Column {data-width=400}
-----------------------------------------------------------------------

### Heavy Rain & High Wind
```{R}
df$event_type <- as.factor(df$event_type)
df$month_name <- as.factor(df$month_name)

df %>% select(month_name,event_type) %>% 
  group_by(month_name, event_type) %>%
  summarise(n=n()) %>%
  arrange(match(month_name, c('January', 'February','March', 'April', 'May', 'June', 'July', 'August', 'September','October', 'November', 'December'))) %>% 
  filter(event_type %in% c('Heavy Rain','High Wind')) -> df_2


df_2$month_name <- factor(df_2$month_name, levels=c('January', 'February','March', 'April', 'May', 'June', 'July', 'August', 'September','October', 'November', 'December'))


ggplot(df_2, aes(x = month_name , y = n, group=event_type, color=event_type, label = n)) +
  geom_line() +
  geom_text() +
  xlab("Month") +
  ylab("Total cases") +
  theme_bw()   
```

### Insight 3

1. High wind is more likely to happen in the winter, while heavy rain is more likely to happen in the summer.
2. The chance of high wind in the winter can nearly double that of the spring, and even 10 times more than that of the summer.

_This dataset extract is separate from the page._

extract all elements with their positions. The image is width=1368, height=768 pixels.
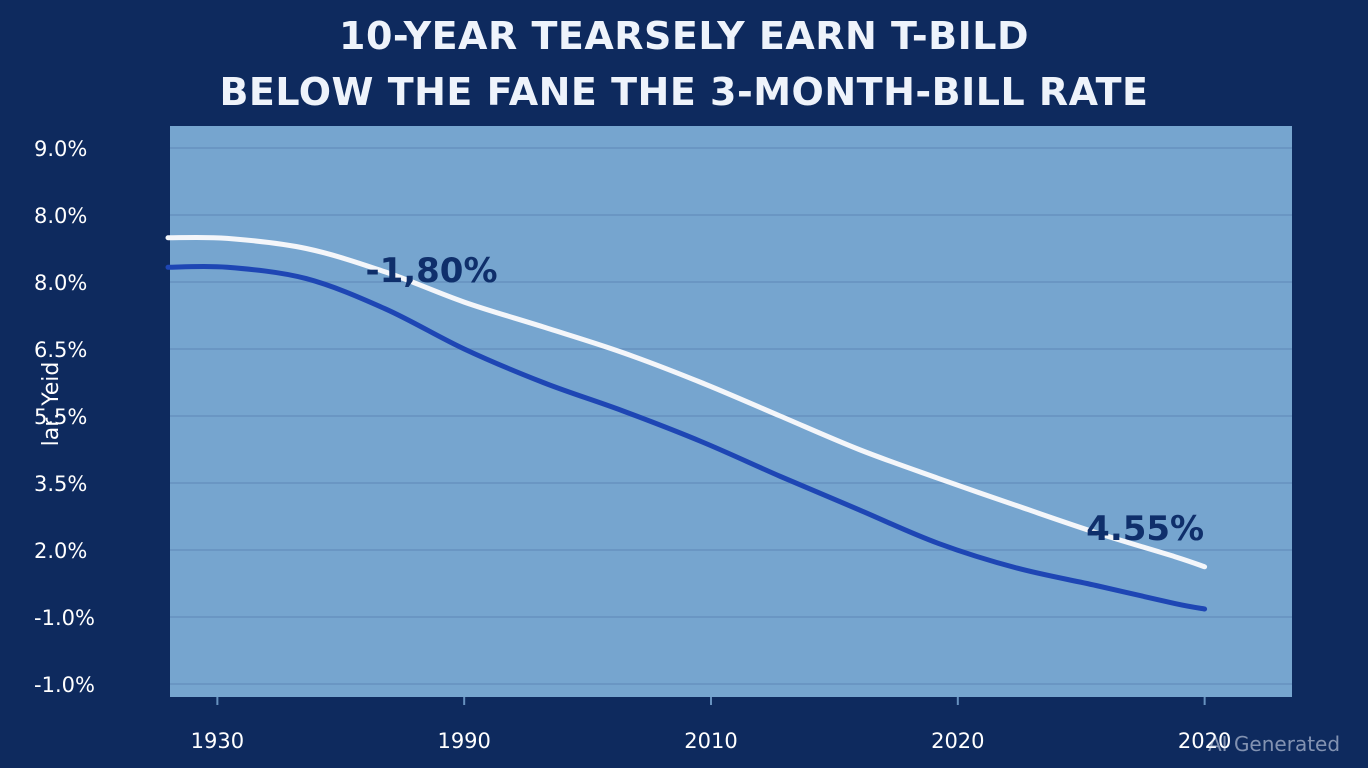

However, we need to be aware of the fact of the dataset only limits to year 2014. We need more data sample to verify the point.
3. Heavy rain weather event happened more smoothly over the seasons compared with high wind.

Column {data-width=300}
-----------------------------------------------------------------------

### Injuries by Month
```{r}
df %>% select(month_name,injuries_direct, injuries_indirect) %>% 
  group_by(month_name) %>%
 summarise(total_direct_injuries=sum(injuries_direct),
            total_indirect_injuries=sum(injuries_indirect)) %>% 
  arrange(match(month_name, c('January', 'February','March', 'April', 'May', 'June', 'July', 'August', 'September','October', 'November', 'December'))) %>% ungroup() -> df_3

df_3$month_name <- factor(df_3$month_name, levels=c('January', 'February','March', 'April', 'May', 'June', 'July', 'August', 'September','October', 'November', 'December'))

ggplot(df_3, aes(x=month_name, group=1)) +
  geom_line(aes(y=total_direct_injuries),color = "darkred") +
  geom_line(aes(y=total_indirect_injuries)) +
  xlab ("Month") +
  ylab("Injury Cases") +
  theme_classic()
```

### Insight 4
1. Direct and indirect injuries are more likely to happen on January, which can be explained by the possibility that the short weather event duration is more likely to happen in the winter.
2. Overall, there are more direct injuries on each month than indirect injuries.
3. Indirect injuries are more flat throughout the year, which can be explained by the definition of 'indirect injuries' that it could happen anytime.


Column {data-width=300}
-----------------------------------------------------------------------

### Deaths by Month
```{r}
df %>% select(month_name,deaths_direct, deaths_indirect) %>% 
  group_by(month_name) %>%
 summarise(total_direct_death=sum(deaths_direct),
            total_indirect_death=sum(deaths_indirect)) %>% 
  arrange(match(month_name, c('January', 'February','March', 'April', 'May', 'June', 'July', 'August', 'September','October', 'November', 'December'))) %>% ungroup() -> df_4

df_4$month_name <- factor(df_4$month_name, levels=c('January', 'February','March', 'April', 'May', 'June', 'July', 'August', 'September','October', 'November', 'December'))

ggplot(df_4, aes(x=month_name, group=1)) +
  geom_line(aes(y=total_direct_death),color = "blue") +
  geom_line(aes(y=total_indirect_death)) +
  xlab ("Month") +
  ylab("Death Cases") +
  theme_classic()
```

### Insight 5

Compared with injuries, direct death cases are more likely to happen in the Spring and Summer, while indirect death cases remain the lowest during the spring and summer.